Hoak: I think that’s another thing that I’m seeing out there. A lot of our members are looking for accreditation, which I think is excellent. When we started working in the Ohio arena with regulations, we said, “If you are accredited, you should have all of the license requirements waived, just prove that you’re accredited.”
This is a great example. As soon as we, in the sector that we’re in, talk about anything skilled, everyone says, “Well, you’re talking about Medicare-certified home health.” With the draft regulations that came out, the disappointment was that the department gave accreditation to home health as a wave, but not to us. Their absolute statement to me was, “Well, we didn’t think you had accreditation, Vicki.”
We have got to get out of that mindset, that just because we want to do a little bit more; yes, we do want to do some skilled services; that there is a place for that that’s not in the Medicare home health arena.
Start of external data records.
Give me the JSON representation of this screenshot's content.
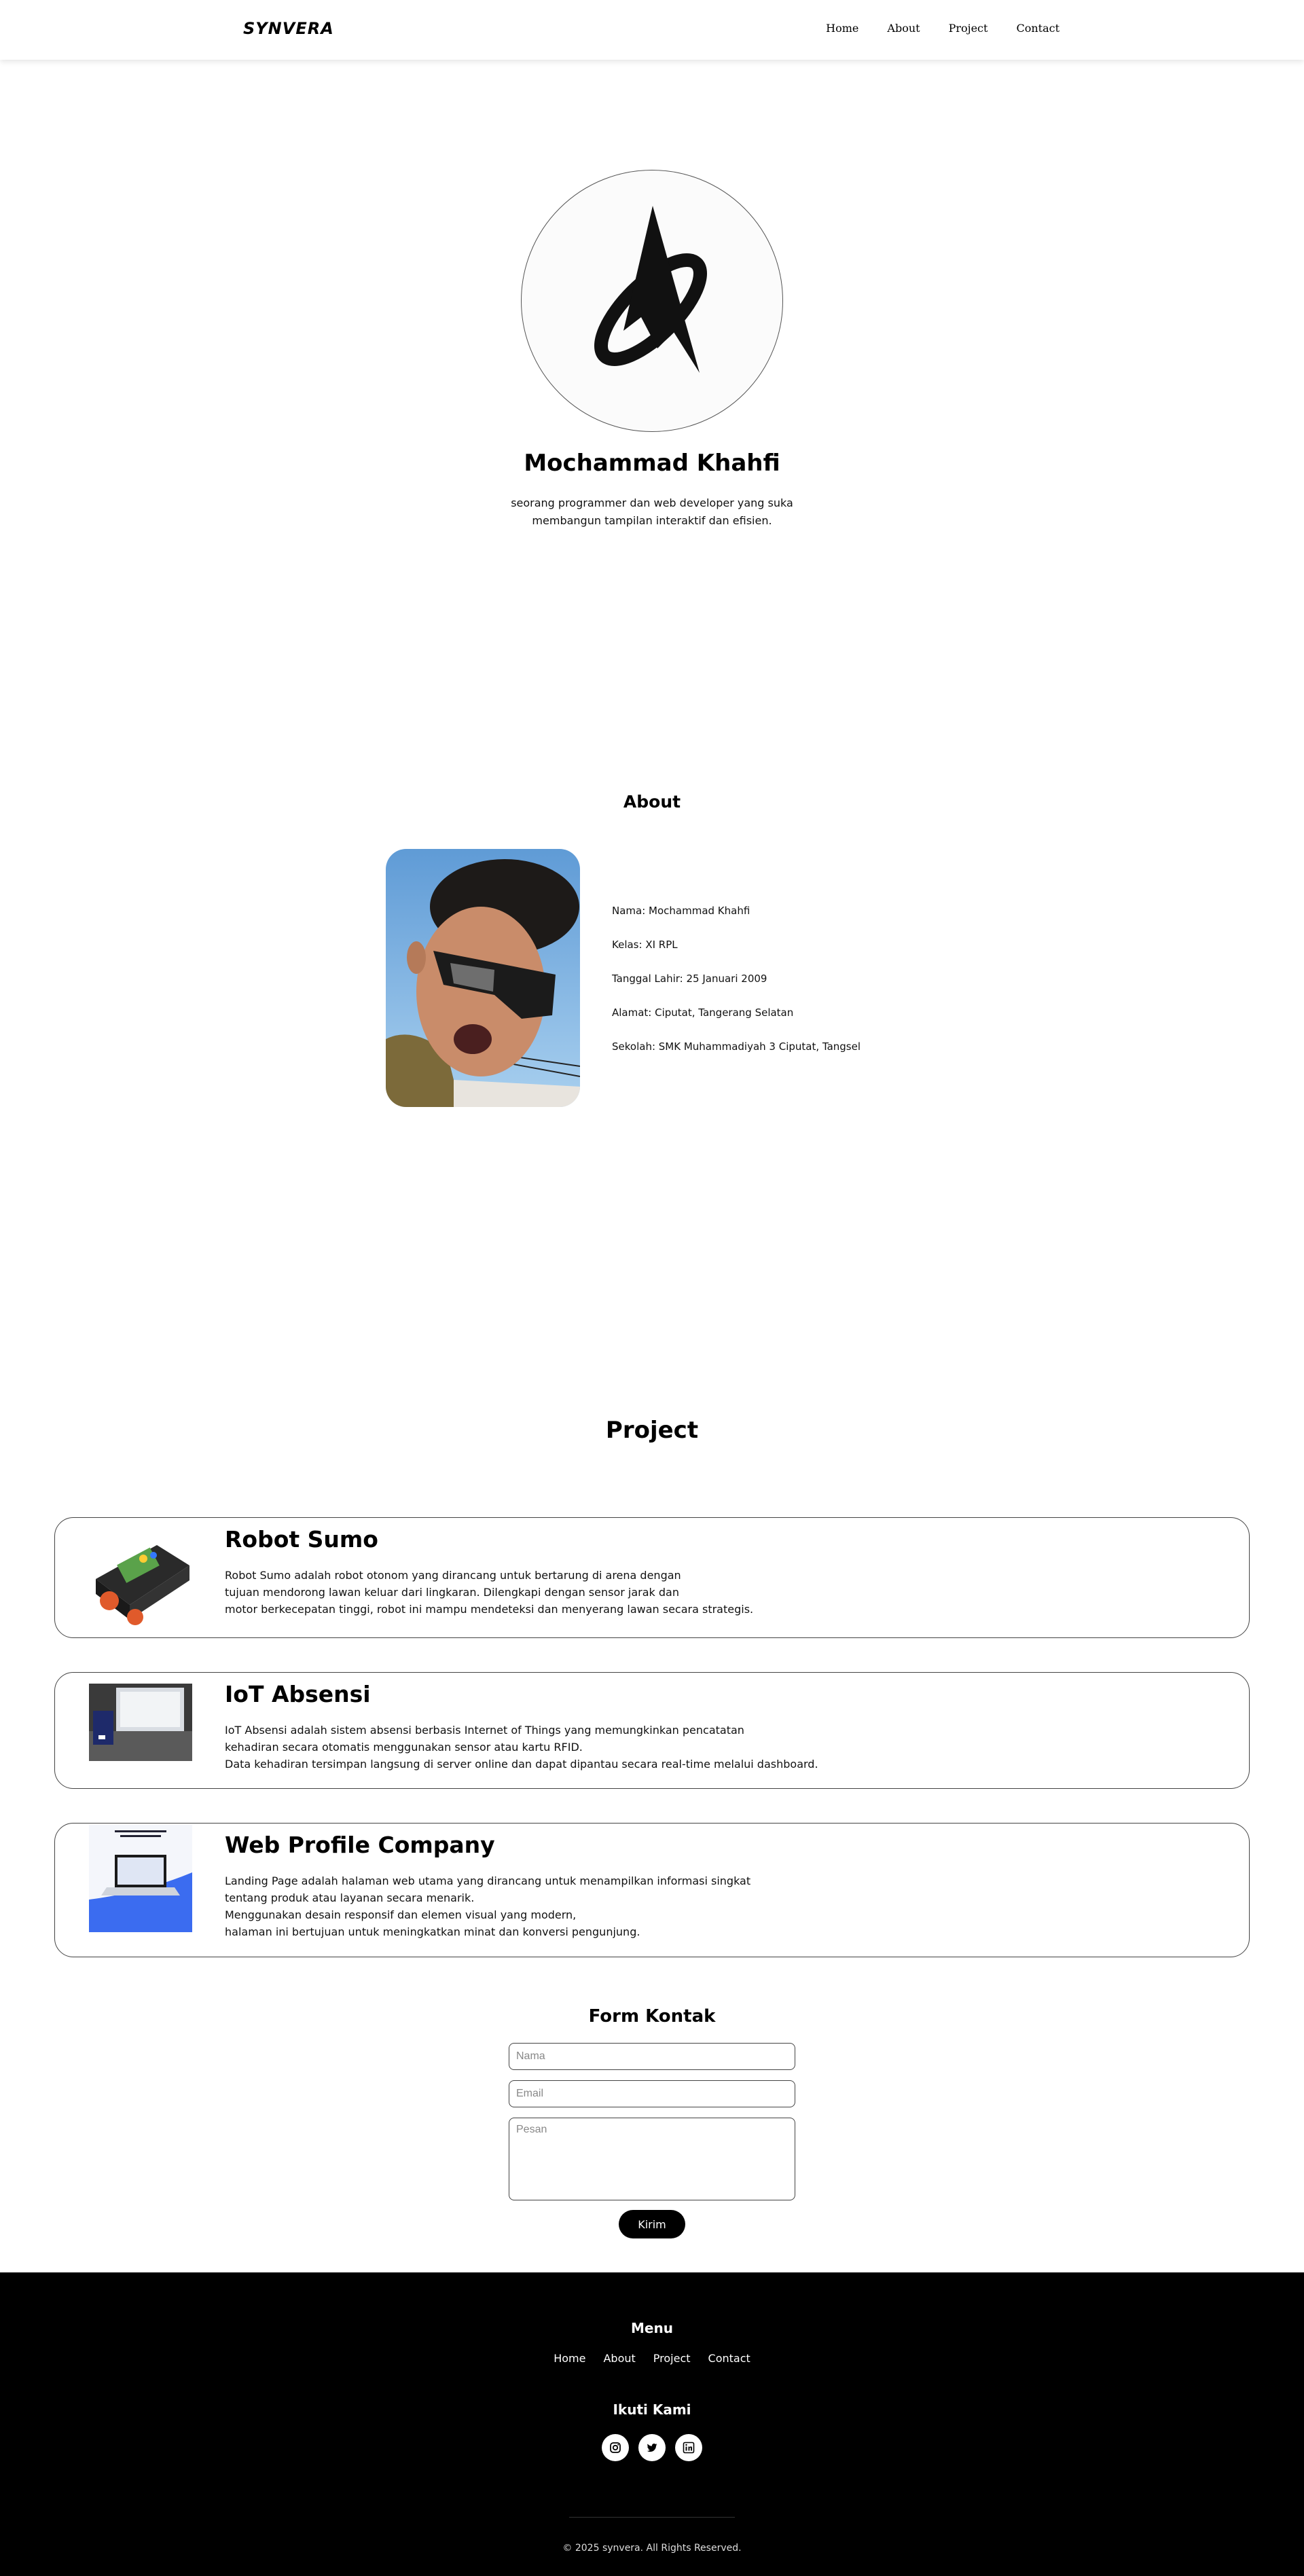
{
  "navbar": {
    "brand": "SYNVERA",
    "links": [
      "Home",
      "About",
      "Project",
      "Contact"
    ]
  },
  "hero": {
    "logo_icon": "compass-orbit-logo-icon",
    "name": "Mochammad Khahfi",
    "description": "seorang programmer dan web developer yang suka membangun tampilan interaktif dan efisien."
  },
  "about": {
    "title": "About",
    "photo_icon": "profile-photo",
    "info": [
      "Nama: Mochammad Khahfi",
      "Kelas: XI RPL",
      "Tanggal Lahir: 25 Januari 2009",
      "Alamat: Ciputat, Tangerang Selatan",
      "Sekolah: SMK Muhammadiyah 3 Ciputat, Tangsel"
    ]
  },
  "project": {
    "title": "Project",
    "items": [
      {
        "title": "Robot Sumo",
        "lines": [
          "Robot Sumo adalah robot otonom yang dirancang untuk bertarung di arena dengan",
          "tujuan mendorong lawan keluar dari lingkaran. Dilengkapi dengan sensor jarak dan",
          "motor berkecepatan tinggi, robot ini mampu mendeteksi dan menyerang lawan secara strategis."
        ]
      },
      {
        "title": "IoT Absensi",
        "lines": [
          "IoT Absensi adalah sistem absensi berbasis Internet of Things yang memungkinkan pencatatan",
          "kehadiran secara otomatis menggunakan sensor atau kartu RFID.",
          "Data kehadiran tersimpan langsung di server online dan dapat dipantau secara real-time melalui dashboard."
        ]
      },
      {
        "title": "Web Profile Company",
        "lines": [
          "Landing Page adalah halaman web utama yang dirancang untuk menampilkan informasi singkat",
          "tentang produk atau layanan secara menarik.",
          "Menggunakan desain responsif dan elemen visual yang modern,",
          "halaman ini bertujuan untuk meningkatkan minat dan konversi pengunjung."
        ]
      }
    ]
  },
  "contact": {
    "title": "Form Kontak",
    "name_placeholder": "Nama",
    "email_placeholder": "Email",
    "message_placeholder": "Pesan",
    "submit": "Kirim"
  },
  "footer": {
    "menu_title": "Menu",
    "links": [
      "Home",
      "About",
      "Project",
      "Contact"
    ],
    "follow_title": "Ikuti Kami",
    "socials": [
      "instagram-icon",
      "twitter-icon",
      "linkedin-icon"
    ],
    "copyright": "© 2025 synvera. All Rights Reserved."
  }
}
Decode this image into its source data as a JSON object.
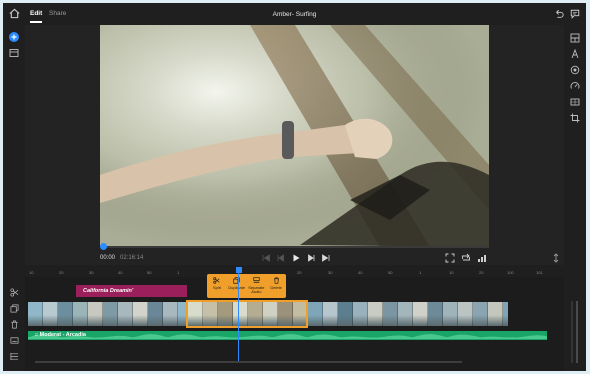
{
  "app": {
    "title": "Amber- Surfing",
    "tabs": [
      {
        "label": "Edit",
        "active": true
      },
      {
        "label": "Share",
        "active": false
      }
    ]
  },
  "transport": {
    "current_time": "00:00",
    "total_time": "02:16:14"
  },
  "timeline": {
    "ruler_labels": [
      "10",
      "20",
      "30",
      "40",
      "50",
      "1",
      "20",
      "30",
      "40",
      "50",
      "1",
      "10",
      "20",
      "100",
      "101"
    ],
    "title_clip": "California Dreamin'",
    "audio_clip": "Moderat - Arcadia",
    "context_menu": [
      {
        "label": "Split",
        "icon": "scissors-icon"
      },
      {
        "label": "Duplicate",
        "icon": "duplicate-icon"
      },
      {
        "label": "Separate Audio",
        "icon": "separate-audio-icon"
      },
      {
        "label": "Delete",
        "icon": "trash-icon"
      }
    ]
  },
  "colors": {
    "accent": "#2c8cff",
    "selection": "#f0a02a",
    "title_clip": "#9b1f5a",
    "audio": "#19a567"
  }
}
We will be looking at that.
Bachrach: Well, again, that one was particularly frustrating.
Bachrach: Because we were involved from the beginning, and we did talk about personal care and support and perhaps for all the accrediting organizations to be a place to get on board.
Hoak: To be that standard of care.
Bachrach: To be that standard of care. In closing, the sad thing is, it’s harder to get a dog license in some states than it is to get your license here for home care. That’s very disappointing for our family members who need that level of care.